Vice-Chancellor, Jamia Millia Islamia, New Delhi
08 October, 2008
The extent to which the Indian society is getting polarized along religious lines is very disturbing. If this is the state of affairs almost seven decades after Independence, what might happen a few decades later? This is not the time to attribute responsibility to different parties or communities. This is a moment for self-reflection and for finding out what gives rise to this mindless violence.
The other very disquieting fact is how the electronic media and sections of the Hindi print media have taken upon themselves the responsibility of being the custodian of the nation’s interest. The arrogance and intolerance in their coverage reflects a very ominous trend in the history of journalism. I have experienced this recently. The Jamia encounter in New Delhi was not a big affair, it could have been easily sorted out, but it was turned into a campaign against a university. Students of the Jamia Millia Islamia University were arrested without charge, they were denied access to lawyers and even their parents could not meet them. On top of it the university was blamed and its reputation was attacked. A student of the London School of Economics (LSE) was nabbed very recently by the police — does it mean that the LSE has become a hotbed of terrorism? This is senseless.

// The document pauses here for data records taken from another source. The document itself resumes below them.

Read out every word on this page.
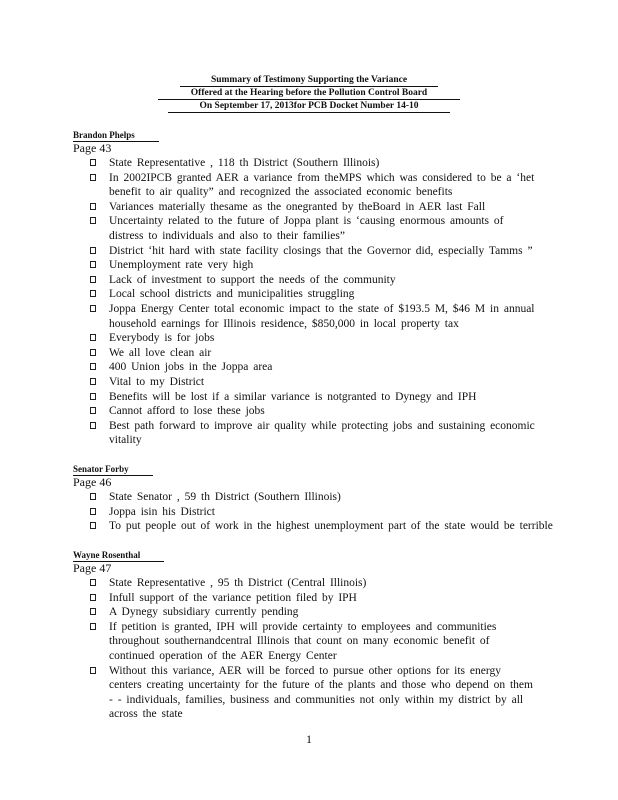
Summary of Testimony Supporting the Variance
Offered at the Hearing before the Pollution Control Board
On September 17, 2013for PCB Docket Number 14-10
Brandon Phelps
Page 43
State Representative , 118 th District (Southern Illinois)
In 2002IPCB granted AER a variance from theMPS which was considered to be a ‘het benefit to air quality” and recognized the associated economic benefits
Variances materially thesame as the onegranted by theBoard in AER last Fall
Uncertainty related to the future of Joppa plant is ‘causing enormous amounts of distress to individuals and also to their families”
District ‘hit hard with state facility closings that the Governor did, especially Tamms ”
Unemployment rate very high
Lack of investment to support the needs of the community
Local school districts and municipalities struggling
Joppa Energy Center total economic impact to the state of $193.5 M, $46 M in annual household earnings for Illinois residence, $850,000 in local property tax
Everybody is for jobs
We all love clean air
400 Union jobs in the Joppa area
Vital to my District
Benefits will be lost if a similar variance is notgranted to Dynegy and IPH
Cannot afford to lose these jobs
Best path forward to improve air quality while protecting jobs and sustaining economic vitality
Senator Forby
Page 46
State Senator , 59 th District (Southern Illinois)
Joppa isin his District
To put people out of work in the highest unemployment part of the state would be terrible
Wayne Rosenthal
Page 47
State Representative , 95 th District (Central Illinois)
Infull support of the variance petition filed by IPH
A Dynegy subsidiary currently pending
If petition is granted, IPH will provide certainty to employees and communities throughout southernandcentral Illinois that count on many economic benefit of continued operation of the AER Energy Center
Without this variance, AER will be forced to pursue other options for its energy centers creating uncertainty for the future of the plants and those who depend on them - - individuals, families, business and communities not only within my district by all across the state
1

The university’s doors are open to non-Muslims; it’s teachers are drawn from all communities. Compare our record with that of other so-called secular universities where Muslims have limited access — Benaras Hindu University, Allahabad University and even Delhi University — then what are we questioning?
I think we have to fight back. We have tolerated this nonsense for far too long. We demonstrate to the people that the media are not trustworthy and that they only sensationalize events. Jamia Millia is a secular institution funded by the Central Government. The question of legal aid is not being looked at from the perspective of a teacher’s responsibility to her students. As the head of the institution, I feel I have an obligation towards my students and I am not using the taxpayer’s money for it. The real issue is of principle. If this had happened to a non-Muslim student, I would have done the same. I am also upholding the rule of law. Why have we forgotten the principle that says that an accused is innocent until proven guilty?

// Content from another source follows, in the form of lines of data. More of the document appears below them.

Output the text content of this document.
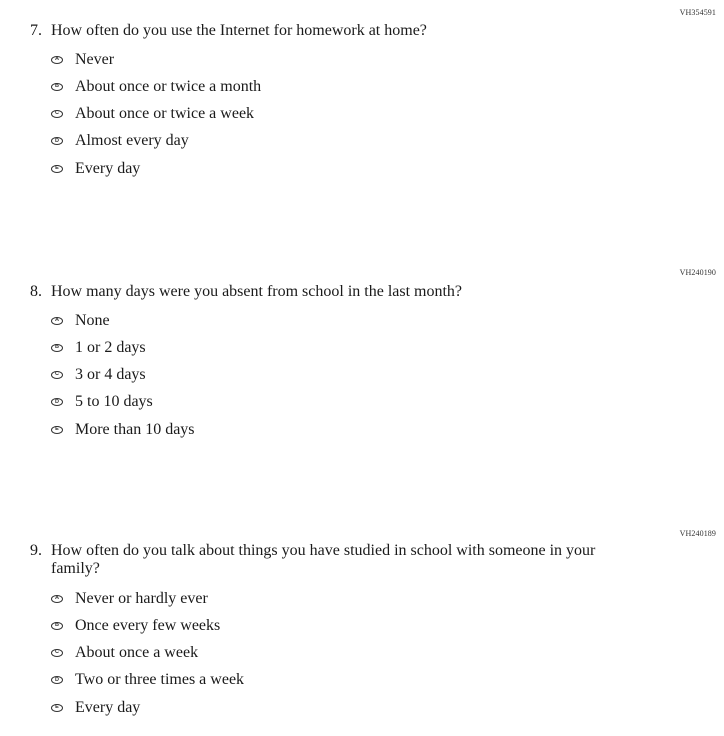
VH354591
7. How often do you use the Internet for homework at home?
A Never
B About once or twice a month
C About once or twice a week
D Almost every day
E Every day
VH240190
8. How many days were you absent from school in the last month?
A None
B 1 or 2 days
C 3 or 4 days
D 5 to 10 days
E More than 10 days
VH240189
9. How often do you talk about things you have studied in school with someone in your family?
A Never or hardly ever
B Once every few weeks
C About once a week
D Two or three times a week
E Every day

In the ultimate analysis, our society, which has gone through the Khalistan movement and experienced terrorism in the Northeast, must look at these incidents in a more cool-headed manner. You can’t fight it by reacting in a hysterical manner. Our police is becoming more and more politicized and communalized. We haven’t oriented them into becoming the custodians of the secular values enshrined in our constitution. Over the past 10 years, there has been a systematic pattern — Deoband University, an institution with a glorious record, has been targeted. So has Nadvat-ul-Ulema in Lucknow. Attacking the Aligarh University is not new, despite it being a modern institution with its doors open to students of all communities. Is there a pattern in this madness? We need to reflect on these issues. The alienation is very deep and it has to stop. Instead of supporting us, which would also mean supporting an institution committed to secular values, there are attempts to undermine our secular foundations.
We are dealing with a younger generation of Muslims. I believe in liberal, eclectic and pluralist values, but I suspect this vision will not be shared by those who feel insecure and excluded, socially and culturally. Why have the guilty in Gujarat not been punished? Why? Why? Why? Why is the VHP and Bajrang Dal not banned for killing innocent Christians and desecrating their churches?

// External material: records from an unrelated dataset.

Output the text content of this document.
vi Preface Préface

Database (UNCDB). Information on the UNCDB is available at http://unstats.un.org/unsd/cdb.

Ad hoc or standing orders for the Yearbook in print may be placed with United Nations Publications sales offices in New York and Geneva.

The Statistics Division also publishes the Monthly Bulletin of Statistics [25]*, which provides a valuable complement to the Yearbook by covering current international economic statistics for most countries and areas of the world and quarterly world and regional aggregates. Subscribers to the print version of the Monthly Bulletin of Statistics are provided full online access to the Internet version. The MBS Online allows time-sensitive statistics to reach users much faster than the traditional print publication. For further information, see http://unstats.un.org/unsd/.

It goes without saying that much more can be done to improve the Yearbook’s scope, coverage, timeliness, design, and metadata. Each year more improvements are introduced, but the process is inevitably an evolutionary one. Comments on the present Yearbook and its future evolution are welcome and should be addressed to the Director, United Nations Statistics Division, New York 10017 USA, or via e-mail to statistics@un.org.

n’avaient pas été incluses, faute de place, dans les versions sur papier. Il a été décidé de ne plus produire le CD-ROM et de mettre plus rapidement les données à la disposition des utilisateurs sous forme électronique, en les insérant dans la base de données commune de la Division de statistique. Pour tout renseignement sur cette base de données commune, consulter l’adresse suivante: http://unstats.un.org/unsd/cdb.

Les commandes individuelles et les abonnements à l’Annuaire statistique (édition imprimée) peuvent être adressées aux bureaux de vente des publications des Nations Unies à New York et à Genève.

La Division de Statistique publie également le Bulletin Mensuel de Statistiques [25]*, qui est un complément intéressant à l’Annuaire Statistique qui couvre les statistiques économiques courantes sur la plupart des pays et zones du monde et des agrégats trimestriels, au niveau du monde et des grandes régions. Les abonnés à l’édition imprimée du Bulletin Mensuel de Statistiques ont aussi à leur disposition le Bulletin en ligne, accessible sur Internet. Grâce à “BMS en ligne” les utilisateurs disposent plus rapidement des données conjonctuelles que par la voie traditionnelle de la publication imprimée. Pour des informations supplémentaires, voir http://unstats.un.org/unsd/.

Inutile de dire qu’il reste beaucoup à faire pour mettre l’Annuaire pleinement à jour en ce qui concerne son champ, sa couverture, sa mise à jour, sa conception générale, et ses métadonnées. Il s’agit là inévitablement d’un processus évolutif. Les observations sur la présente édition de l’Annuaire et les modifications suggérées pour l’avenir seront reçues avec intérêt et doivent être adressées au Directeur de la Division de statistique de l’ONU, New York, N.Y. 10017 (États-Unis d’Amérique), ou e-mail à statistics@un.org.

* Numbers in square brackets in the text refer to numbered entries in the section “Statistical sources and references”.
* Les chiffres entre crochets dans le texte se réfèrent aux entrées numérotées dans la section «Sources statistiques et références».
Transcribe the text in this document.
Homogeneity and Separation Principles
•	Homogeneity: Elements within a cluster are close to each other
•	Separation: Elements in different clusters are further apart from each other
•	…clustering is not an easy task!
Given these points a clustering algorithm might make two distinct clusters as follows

I regard myself, as do millions of others, as part of the edifice that is called India. The idea of India is my idea. There is no India without me and I will not let that change. We have already taken certain steps to counter subversive ideas that might fracture our secular society. I appeal to civil society and the media to let us live in peace and get on with our simple and innocent job i.e. pursuit of knowledge. There is a limit to what one can tolerate. Nobody dare question our commitment to education, and our loyalty to the Indian Constitution.